Google vs. China: A matter of principle
After suffering what it called a “sophisticated cyber-attack” on the private e-mail accounts of Chinese dissidents, Google announced that it would stop censoring its Chinese search engine.
“Good for Google,” said The Washington Post in an editorial. The Internet giant announced last week that it would stop censoring its Chinese search engine, after suffering what it called a “sophisticated cyber-attack” on the private Google e-mail accounts of Chinese dissidents. Google stopped short of blaming Beijing directly for the attack, but the company’s actions speak volumes. Since 2006, Chinese users searching for “Tiananmen Square massacre” or “Dalai Lama” have come up empty. Now, says Google, all searches will be unfiltered, even if it means the company’s expulsion from China and the loss of around $600 million in annual revenue. Google’s motto is “Don’t be evil,” said Rebecca McKinnon in The Wall Street Journal. But four years ago, Google gave in to its greed for the vast Chinese Internet market and agreed to help Beijing “lie to its people.” In China, Google users could find no information about the country’s poisoned drinking water and foodstuffs, or the substandard buildings that crumbled in the 2008 earthquake, killing thousands.

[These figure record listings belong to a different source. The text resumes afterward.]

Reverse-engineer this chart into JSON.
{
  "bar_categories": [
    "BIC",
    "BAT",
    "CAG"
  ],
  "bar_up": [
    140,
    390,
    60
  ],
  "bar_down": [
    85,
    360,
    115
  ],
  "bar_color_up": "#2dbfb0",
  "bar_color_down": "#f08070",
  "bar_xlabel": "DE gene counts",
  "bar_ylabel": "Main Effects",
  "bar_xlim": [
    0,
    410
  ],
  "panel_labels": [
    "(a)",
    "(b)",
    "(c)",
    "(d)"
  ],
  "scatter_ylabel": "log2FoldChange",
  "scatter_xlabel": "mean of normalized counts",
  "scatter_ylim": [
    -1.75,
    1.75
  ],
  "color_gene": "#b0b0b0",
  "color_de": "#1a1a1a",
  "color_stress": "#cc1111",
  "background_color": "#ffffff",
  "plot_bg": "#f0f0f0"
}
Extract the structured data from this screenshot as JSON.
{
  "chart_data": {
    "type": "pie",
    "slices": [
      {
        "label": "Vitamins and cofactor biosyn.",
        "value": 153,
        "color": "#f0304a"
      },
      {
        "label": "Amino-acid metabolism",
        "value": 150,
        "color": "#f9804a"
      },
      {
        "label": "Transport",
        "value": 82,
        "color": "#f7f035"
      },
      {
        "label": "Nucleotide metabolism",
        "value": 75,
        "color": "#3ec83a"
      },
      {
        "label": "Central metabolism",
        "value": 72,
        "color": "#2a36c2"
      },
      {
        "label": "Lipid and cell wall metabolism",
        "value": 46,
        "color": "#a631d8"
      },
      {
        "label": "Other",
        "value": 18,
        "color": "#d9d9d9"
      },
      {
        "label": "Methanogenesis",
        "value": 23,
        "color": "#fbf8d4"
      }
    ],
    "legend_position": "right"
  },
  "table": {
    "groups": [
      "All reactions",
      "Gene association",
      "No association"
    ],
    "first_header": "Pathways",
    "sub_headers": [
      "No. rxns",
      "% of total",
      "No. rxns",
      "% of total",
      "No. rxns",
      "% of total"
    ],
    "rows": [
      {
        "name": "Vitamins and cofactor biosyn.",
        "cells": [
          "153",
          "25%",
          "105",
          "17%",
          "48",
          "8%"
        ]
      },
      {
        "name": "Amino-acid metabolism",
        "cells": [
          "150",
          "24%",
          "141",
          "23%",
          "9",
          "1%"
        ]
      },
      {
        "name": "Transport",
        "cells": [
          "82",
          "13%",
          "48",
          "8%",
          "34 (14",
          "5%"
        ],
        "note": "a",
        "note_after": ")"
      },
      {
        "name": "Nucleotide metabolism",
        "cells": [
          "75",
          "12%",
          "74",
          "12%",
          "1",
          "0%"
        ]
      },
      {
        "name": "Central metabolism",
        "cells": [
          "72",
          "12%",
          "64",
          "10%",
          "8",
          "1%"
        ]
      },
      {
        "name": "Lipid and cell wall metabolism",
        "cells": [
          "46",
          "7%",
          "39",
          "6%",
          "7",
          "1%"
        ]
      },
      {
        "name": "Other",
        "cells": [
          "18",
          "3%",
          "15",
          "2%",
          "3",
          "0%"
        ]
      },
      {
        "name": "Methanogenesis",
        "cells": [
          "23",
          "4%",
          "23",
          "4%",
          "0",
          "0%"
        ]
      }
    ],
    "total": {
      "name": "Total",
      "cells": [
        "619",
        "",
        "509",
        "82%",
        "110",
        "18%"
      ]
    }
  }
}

But now, with this startling announcement, “Google has taken a bold step onto the right side of history.”
But what took it so long? said Froma Harrop in The Providence Journal-Bulletin. Google knew from the outset that Beijing was in the business of persecuting dissidents, yet this supposed “human-rights superhero” of a corporation decided to play ball regardless. Could it be that this sudden attack of conscience has more to do with Google’s sliding market share (down to 14 percent) in China? Or its fear that priceless source code might be hacked and given to Chinese-run search-engine rivals? If Google wanted to do the right thing, said Daniel Indiviglio in USA Today, it would stay in China and keep fighting for Internet freedom. Giving up and closing shop would be “cowardly,” granting China’s repressive regime “a firmer grasp over Internet searches.”
Google’s choice here is a truly difficult one, said George Walden in the London Times. Back in 2006, China seemed to be moving in the right direction, toward greater freedom and engagement with the world. Google believed then that its presence in China, even censored, would speed up this process of modernization. Since then, however, “the moral wind in China has changed,” and Beijing is now tightening, not relaxing, its grip on its people, and using the Internet to go after dissidents. Given that turn of events, Google has decided—to its credit—that a relationship that was always morally questionable has become morally indefensible.